Fino al momento in cui il Presidente ha imposto autorevolmente l suo "alt". Da questo punto di vista, trovo particolarmente meschino il tentativo di Berlusconi di guadagnare due settimane di tempo per l'approvazione delle ultime sue leggi. Domina un'atmosfera da "si salvi chi può". Se infatti fosse sicuro di essere rieletto, ci sarebbe bisogno di chiedere affannosamente "i minuti di recupero" (e non "dall'84° al 90°", come diceva bugiardamente Giovanardi. Questo per restare nella metafora calcistica).

Senza contare che manipolare il calendario del Parlamento crea un gravissimo precedente, e autorizza anche la sinistra, una volta che sarà al potere, a stravolgere la Costituzione come le pare e piace. Credo che in questi giorni stiamo assistendo a uno strappo molto grave, politico prima ancora che giuridico. La democrazia di regge anche -forse soprattutto- sul rispetto delle regole formali. Averle violate in modo tanto plateale significa che non c'è nulla che rimanga al di sopra delle parti, non c'è un minimo terreno d'intesa sul quale maggioranza e opposizione possano incontrarsi. Lo Stato è di chi se lo prende. Siamo lontani diecimila miglia da qualunque idea di cittadinanza comune.

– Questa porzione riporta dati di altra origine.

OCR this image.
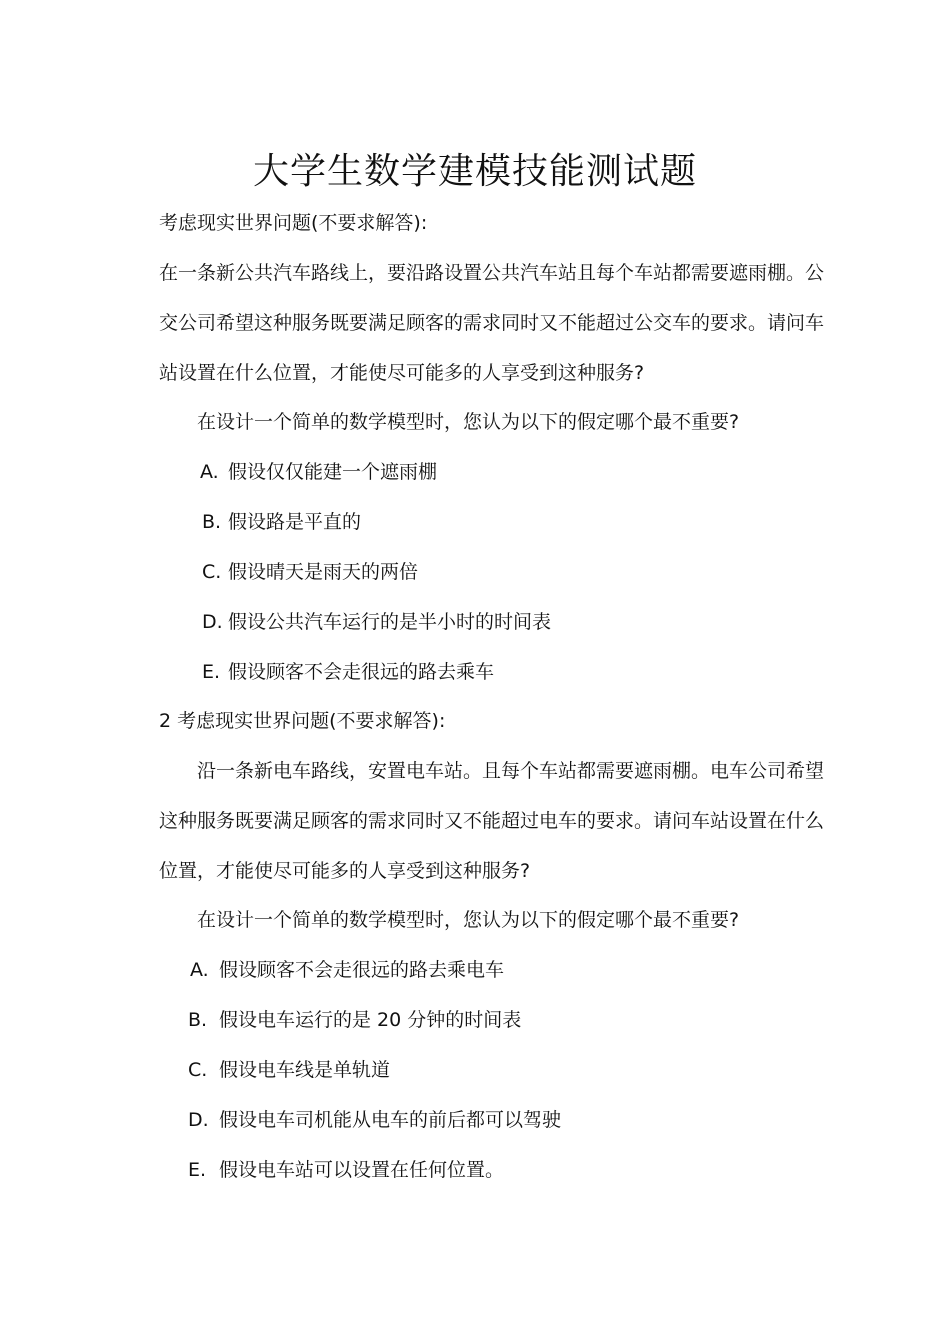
大学生数学建模技能测试题
考虑现实世界问题(不要求解答):
在一条新公共汽车路线上，要沿路设置公共汽车站且每个车站都需要遮雨棚。公交公司希望这种服务既要满足顾客的需求同时又不能超过公交车的要求。请问车站设置在什么位置，才能使尽可能多的人享受到这种服务?
在设计一个简单的数学模型时，您认为以下的假定哪个最不重要?
A. 假设仅仅能建一个遮雨棚
B. 假设路是平直的
C. 假设晴天是雨天的两倍
D. 假设公共汽车运行的是半小时的时间表
E. 假设顾客不会走很远的路去乘车
2 考虑现实世界问题(不要求解答):
沿一条新电车路线，安置电车站。且每个车站都需要遮雨棚。电车公司希望这种服务既要满足顾客的需求同时又不能超过电车的要求。请问车站设置在什么位置，才能使尽可能多的人享受到这种服务?
在设计一个简单的数学模型时，您认为以下的假定哪个最不重要?
A. 假设顾客不会走很远的路去乘电车
B. 假设电车运行的是 20 分钟的时间表
C. 假设电车线是单轨道
D. 假设电车司机能从电车的前后都可以驾驶
E. 假设电车站可以设置在任何位置。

Tutto sommato, se non ci fosse stato Ciampi a noi cittadini sarebbe potuta andare peggio.

Grazie, Presidente, nonostante tutto.

Giovanni Romano

venerdì 20 gennaio 2006

Ciampi: pluralismo solo per la sinistra

Mi piacerebbe sapere come mai il Presidente Ciampi, così sollecito a intervenire in favore del pluralismo non appena la sinistra perde colpi, tacque ostentatamente all’epoca del referendum, quando stampa, radio e TV erano schierati massicciamente in favore del SI senza concedere alcuna possibilità di contraddittorio. Vorrei sapere come mai il Presidente non ebbe nulla da dire sul silenzio completo dei mass media in occasione dell’aggressione dei no-global a una chiesa di Torino.

Favorire sempre e comunque il laicismo: è questo il “pluralismo” secondo Ciampi?